Dah-di-dah-di-dah by Harribobs
Posted by shirleycurran on 16 December 2016
Harribobs – becoming a familiar name here and in the Magpie. Does he (she or they) qualify for the Listener Setters’ imbibing outfit? I scan the clues spotting quite a few friendly anagrams and so on and find ‘Ale must perk up such as Morse (6)’ We’ve already noticed that we have to find extra letters in the wordplay of 41 of the 52 clues and this clearly gives us the first, a T, leaving SAMUEL (ALE MUS[T]*) (and a subtly thematic clue as we later realised).
So he drinks second-rate ale! Hmmm. Then we get ‘After one over the eight, maybe, tease a fop (7)’. Fine deception there in both parts of the clue, as we enter COXCOMB with no extra letter but a bit of heavy drinking of that poor ale. Cheers anyway, Harribobs!
The preamble was unambiguous and I thoroughly enjoyed this generous set of clues. Despite having to draw aeroplanes with a three-year-old grandson and construct Duplo towers for the one-year-old to destroy, we managed to fill the grid steadily and, unusually for us as we are generally struggling to decipher the message produced by extra letters, we read BLACK OUT LETTERS IN MORSE CODE AND ERASE THE REST.
The other Numpty had joined me late in the solve and had at once declared that the title, Dah-di-dah-di-dah, had to be morse. He smiled smugly now and left me to complete the task.
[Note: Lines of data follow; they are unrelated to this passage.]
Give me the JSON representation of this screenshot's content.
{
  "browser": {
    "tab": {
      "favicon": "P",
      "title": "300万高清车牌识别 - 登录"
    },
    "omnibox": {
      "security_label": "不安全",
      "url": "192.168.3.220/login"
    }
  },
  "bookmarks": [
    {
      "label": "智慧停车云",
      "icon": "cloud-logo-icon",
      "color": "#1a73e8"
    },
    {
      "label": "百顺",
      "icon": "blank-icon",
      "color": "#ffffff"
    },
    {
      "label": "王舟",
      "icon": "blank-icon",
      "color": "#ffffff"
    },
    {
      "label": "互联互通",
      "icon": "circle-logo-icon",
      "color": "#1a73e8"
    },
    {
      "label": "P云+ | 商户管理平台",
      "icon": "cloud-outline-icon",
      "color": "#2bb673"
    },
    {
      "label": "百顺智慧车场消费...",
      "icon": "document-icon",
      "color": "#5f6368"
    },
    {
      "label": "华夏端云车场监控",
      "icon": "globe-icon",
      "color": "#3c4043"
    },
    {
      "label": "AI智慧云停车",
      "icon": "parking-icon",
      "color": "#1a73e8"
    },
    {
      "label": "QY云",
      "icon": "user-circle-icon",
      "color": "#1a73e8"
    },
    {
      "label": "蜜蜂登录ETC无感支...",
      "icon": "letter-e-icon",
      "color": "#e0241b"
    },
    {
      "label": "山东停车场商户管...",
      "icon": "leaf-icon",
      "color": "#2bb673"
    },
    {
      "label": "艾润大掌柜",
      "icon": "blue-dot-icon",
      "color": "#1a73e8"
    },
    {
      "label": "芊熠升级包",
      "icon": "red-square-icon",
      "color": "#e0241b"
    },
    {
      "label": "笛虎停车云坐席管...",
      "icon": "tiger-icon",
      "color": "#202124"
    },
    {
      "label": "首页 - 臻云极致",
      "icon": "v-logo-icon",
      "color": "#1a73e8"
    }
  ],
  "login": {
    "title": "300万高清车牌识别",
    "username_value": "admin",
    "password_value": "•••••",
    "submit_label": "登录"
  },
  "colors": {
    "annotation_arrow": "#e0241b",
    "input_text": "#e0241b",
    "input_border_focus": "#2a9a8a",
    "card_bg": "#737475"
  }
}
I do wonder how solvers who use the newspaper copy manage to perform a task like this as it seems to me that there were two stages; first I erased the letters of MORSE CODE that were going to be ‘blacked out’ in the entry grid, then I had to ‘decode the result, reading row by row as a continuous string’
I had got as far as WHAT HA when the other Numpty, briefly in from flying model helicopters or filling the paddling pool (we are in California), said ‘WHAT HATH GOD WROUGHT’ – and, of course, there it was. Very elegant, I thought. Thank you, Harribobs.